First and foremost, these injuries could allow under-the-radar players to emerge as leaders for their specific team. Spring Training provides coaches with the chance to alternate the roles of prospects and explore possible long-term fits from within.
Now that Pence is expected to miss 6-8 weeks with his left forearm fracture, the San Francisco Giants have to restructure their starting outfield for the next few weeks. This would allow a young prospect such as Jarrett Parker to start more frequently and possibly challenge another Giants’ outfielder after Pence’s return.

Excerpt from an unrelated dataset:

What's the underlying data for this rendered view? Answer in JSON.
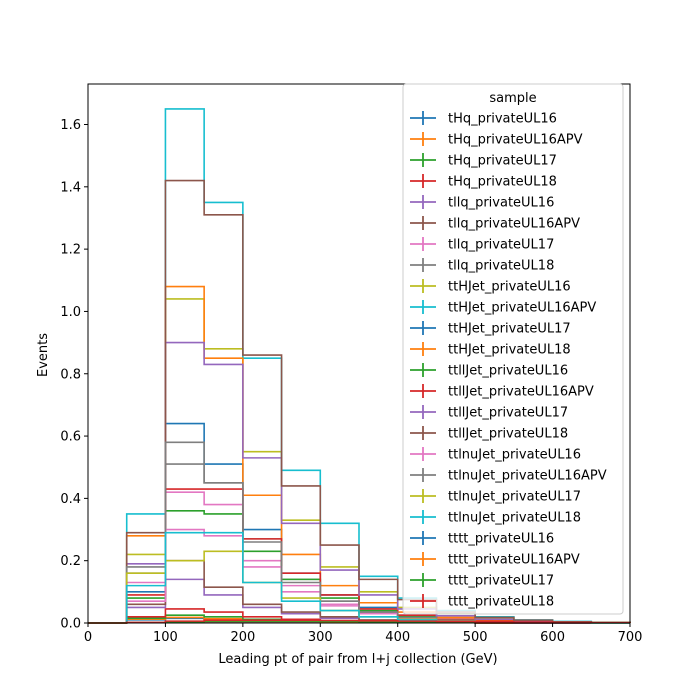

Even if a coveted replacement of Parker’s caliber is not able to immediately thrive with a new opportunity, the dilemma helps teams build flexibility for the future. Spring Training provides time for healthy players to make adjustments or correct mistakes, rather this be a position player shifting spots or a bullpen specialist being tested as a starter.
With Adam Wainwright being held back from live action until at least mid-March, the Cardinals have already emphasized the need for pitchers to be comfortable in any role. Young arms Carlos Martinez and Marco Gonzales both earned valuable experience in the bullpen last year, but now have a chance to show their endurance as the begin Spring Training with starting roles.
An injury to a key player may also prompt general managers to sign a free agent or make a preseason trade. It’s hard to find suitable talent in either of these forms before the regular season, but sometimes a trigger is pulled depending on the value of the injury.
For instance, when looking at Yu Darvish, the Texas Rangers understand how much of a difference maker he proves to be in an unjustified rotation. In the case that Darvish were to miss an extended amount of time, the Rangers prepared and acquired Yovani Gallardo from the Milwaukee Brewers last month.
However, this strategy doesn’t necessarily pay off for teams that have the patience to either develop talent or gradually ease their injured star into competition. It would be difficult for the New York Mets and Miami Marlins to make bold moves when highly-touted pitchers Matt Harvey and Jose Fernandez are expected to rejoin crowded rotations soon after completing their recovery from Tommy John surgery.
Ultimately, teams that have the ability to cope with injuries and make smart decisions around them have a better chance of consistently competing. Injuries are only inevitable when individuals are playing to their potential, but the decisions that come behind it lie in the hands of each franchise.